Dans la glomérulopathie extramembraneuse idiopathique (ou « primitive » ou encore « sans cause identifiée »), qui est la cause la plus fréquente de syndrome néphrotique de l'adulte dans de nombreux pays, l'approche thérapeutique repose sur les corticoïdes et les immunosuppresseurs. Mais ces médicaments ne sont pas spécifiques et comportent un risque d'effets délétères.
Ces trente dernières années, le pronostic de la GEM idiopathique ne s'est pas amélioré de façon significative. Malgré la corticothérapie, les agents alkylants ou d'autres médicaments, jusqu'à 40 % des patients peuvent aboutir à l'insuffisance rénale terminale.
Une meilleure compréhension des mécanismes pathogéniques de la maladie pourrait aider à trouver des approches plus efficaces et plus sûres à long terme.
La protéinurie, indicateur majeur
La protéinurie est un indicateur majeur indépendant de la progression de la maladie. Des données provenant d'études chez l'animal suggèrent que les dépôts immuns typiques sous-épithéliaux glomérulaires sont provoqués par des réactions médiées par les lymphocytes B ; ce qui induit des lésions de la barrière glomérulaire et provoque une protéinurie. Ainsi, même si l'on ne connaît pas les auto-antigènes en cause dans la GEM idiopathique, et même si le rôle des lymphocytes B n'est pas totalement expliqué chez l'homme, des agents qui interféreraient spécifiquement avec les cellules B pourraient idéalement représenter une première étape vers un traitement sélectif.
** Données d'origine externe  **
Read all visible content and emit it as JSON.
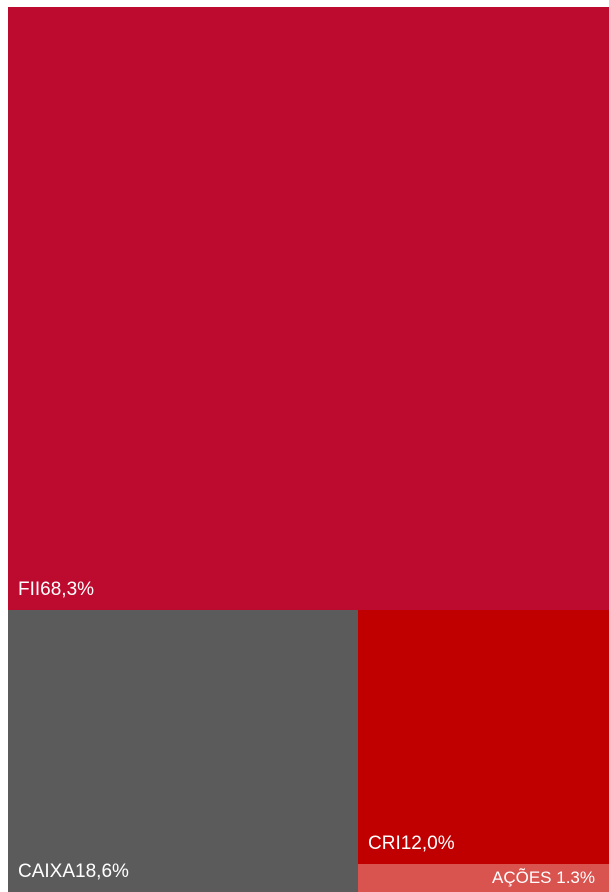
{
  "chart_data": {
    "type": "treemap",
    "title": "",
    "items": [
      {
        "name": "FII",
        "value_label": "68,3%",
        "separator": "",
        "value": 68.3,
        "color": "#BD0B2F"
      },
      {
        "name": "CAIXA",
        "value_label": "18,6%",
        "separator": "",
        "value": 18.6,
        "color": "#5B5B5B"
      },
      {
        "name": "CRI",
        "value_label": "12,0%",
        "separator": "",
        "value": 12.0,
        "color": "#C00000"
      },
      {
        "name": "AÇÕES",
        "value_label": "1.3%",
        "separator": " ",
        "value": 1.3,
        "color": "#D9534F"
      }
    ]
  }
}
De plus, le succès de tels traitements prouverait l'existence d'un mécanisme lié aux lymphocytes B dans la GEM idiopathique.
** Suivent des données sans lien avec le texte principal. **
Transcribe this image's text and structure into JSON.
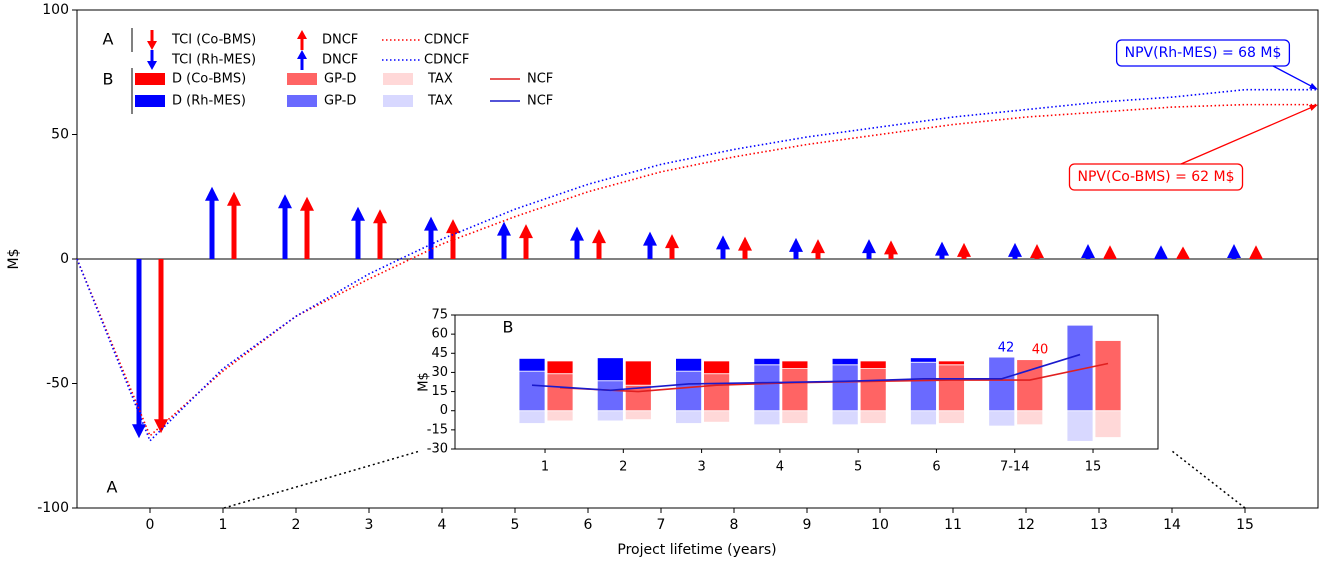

Un anticorps monoclonal anti-CD20
Toutes ces considérations ont conduit une équipe italienne (Giuseppe Remuzzi et coll.) a tester chez 8 patients l'efficacité et la sécurité du rituximab, un anticorps monoclonal dirigé contre l'antigène de surface CD20 des cellules B.
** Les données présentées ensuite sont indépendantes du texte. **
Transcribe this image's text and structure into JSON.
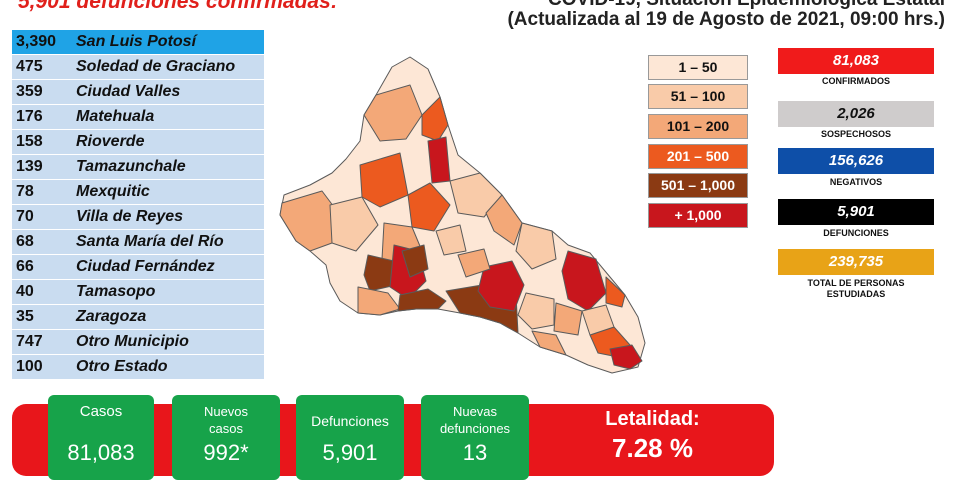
{
  "header": {
    "left_title": "5,901 defunciones confirmadas:",
    "right_line1": "COVID-19, Situación Epidemiológica Estatal",
    "right_line2": "(Actualizada al 19 de Agosto de 2021, 09:00 hrs.)"
  },
  "deaths_by_municipality": [
    {
      "count": "3,390",
      "name": "San Luis Potosí"
    },
    {
      "count": "475",
      "name": "Soledad de Graciano"
    },
    {
      "count": "359",
      "name": "Ciudad Valles"
    },
    {
      "count": "176",
      "name": "Matehuala"
    },
    {
      "count": "158",
      "name": "Rioverde"
    },
    {
      "count": "139",
      "name": "Tamazunchale"
    },
    {
      "count": "78",
      "name": "Mexquitic"
    },
    {
      "count": "70",
      "name": "Villa de Reyes"
    },
    {
      "count": "68",
      "name": "Santa María del Río"
    },
    {
      "count": "66",
      "name": "Ciudad Fernández"
    },
    {
      "count": "40",
      "name": "Tamasopo"
    },
    {
      "count": "35",
      "name": "Zaragoza"
    },
    {
      "count": "747",
      "name": "Otro Municipio"
    },
    {
      "count": "100",
      "name": "Otro Estado"
    }
  ],
  "legend": [
    {
      "label": "1 – 50",
      "color": "#fde7d6",
      "text_color": "#111111"
    },
    {
      "label": "51 – 100",
      "color": "#f9cba9",
      "text_color": "#111111"
    },
    {
      "label": "101 – 200",
      "color": "#f3a878",
      "text_color": "#111111"
    },
    {
      "label": "201 – 500",
      "color": "#ec5a1f",
      "text_color": "#ffffff"
    },
    {
      "label": "501 – 1,000",
      "color": "#8b3a13",
      "text_color": "#ffffff"
    },
    {
      "label": "+ 1,000",
      "color": "#c8161d",
      "text_color": "#ffffff"
    }
  ],
  "stats": [
    {
      "value": "81,083",
      "label": "CONFIRMADOS",
      "color": "#f01b1b",
      "text_color": "#ffffff"
    },
    {
      "value": "2,026",
      "label": "SOSPECHOSOS",
      "color": "#cfcccc",
      "text_color": "#111111"
    },
    {
      "value": "156,626",
      "label": "NEGATIVOS",
      "color": "#0e4fa8",
      "text_color": "#ffffff"
    },
    {
      "value": "5,901",
      "label": "DEFUNCIONES",
      "color": "#000000",
      "text_color": "#ffffff"
    },
    {
      "value": "239,735",
      "label": "TOTAL DE PERSONAS ESTUDIADAS",
      "color": "#e8a317",
      "text_color": "#ffffff"
    }
  ],
  "summary": {
    "casos_label": "Casos",
    "casos_value": "81,083",
    "nuevos_casos_label": "Nuevos casos",
    "nuevos_casos_value": "992*",
    "defunciones_label": "Defunciones",
    "defunciones_value": "5,901",
    "nuevas_defunciones_label": "Nuevas defunciones",
    "nuevas_defunciones_value": "13",
    "letalidad_label": "Letalidad:",
    "letalidad_value": "7.28 %"
  },
  "colors": {
    "accent_red": "#e8161b",
    "accent_green": "#17a34a",
    "map_outline": "#5a5a5a"
  }
}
La moyenne d'âge des patients était de 52 ans (24 à 75) ; la clairance de la créatinine était supérieure à 20 ml/mn ; la protéinurie était supérieure à 3,5 g/24 h depuis au moins six mois ; les patients étaient sous des doses élevées d'IEC ; enfin, il y avait absence de rémission (biopsie rénale) depuis plus de 29,7 mois en moyenne (13-49).
Le rituximab a été administré sous forme de perfusions (375 mg/m2).
Le suivi total a duré vingt semaines. La protéinurie ainsi que d'autres données cliniques ou biologiques ont été mesurées au début de l'étude, puis chaque semaine pendant la période de traitement, puis toutes les quatre semaines de la semaine 4 à la semaine 20.
Pendant la période de traitement, les protides urinaires ont diminué de façon significative et non linéaire chez tous les patients. Chez deux patients on a obtenu une « rémission complète » (protéinurie inférieure ou égale à 1 g/24 h) et chez trois autres une « rémission partielle » (protéinurie inférieure ou égale à 3,5 g/24 h).
A la fin de l'étude, la protéinurie avait baissé de 62 %, l'albuminurie de 70 % et la clairance fractionnée de l'albumine de 65 %. Dans le même temps, l'albuminémie avait augmenté de 31 %, cela avec une réduction du cholestérol sérique.
A chaque visite, de la semaine 8 à la semaine 20, l'augmentation de l'albuminémie était associée à une baisse de la clairance fractionnée de l'albumine.
Baisse des lymphocytes CD20
Les lymphocytes B CD20 ont diminué jusqu'à un niveau indétectable après la première dose de rituximab et sont restés inférieurs aux taux normaux jusqu'à la fin de l'étude. Aucune modification n'a été notée en ce qui concerne les globules blancs totaux, les plaquettes, le nombre de lymphocytes et les taux sériques d'IgG, IgA et IgM.
Des effets secondaires (frissons généralisés chez un patient, un rash cutané, deux cas de spasme laryngé qui a régressé en vingt minutes sous méthylprednisolone IV) étaient transitoires et liés aux perfusions et ne sont survenus que lors de la première administration de rituximab.
Le fait que la déplétion de CD20 circulants soit étroitement associée à une réduction de la protéinurie et de l'albuminurie après le premier traitement suggère une relation de cause à effet.
« Le profil risque/bénéfice à court terme du rituximab semble bien plus favorable que celui de tout autre immunosuppresseur utilisé pour traiter la GEM idiopathique », concluent les auteurs.
« Lancet » du 21 septembre 2002, pp. 923-924.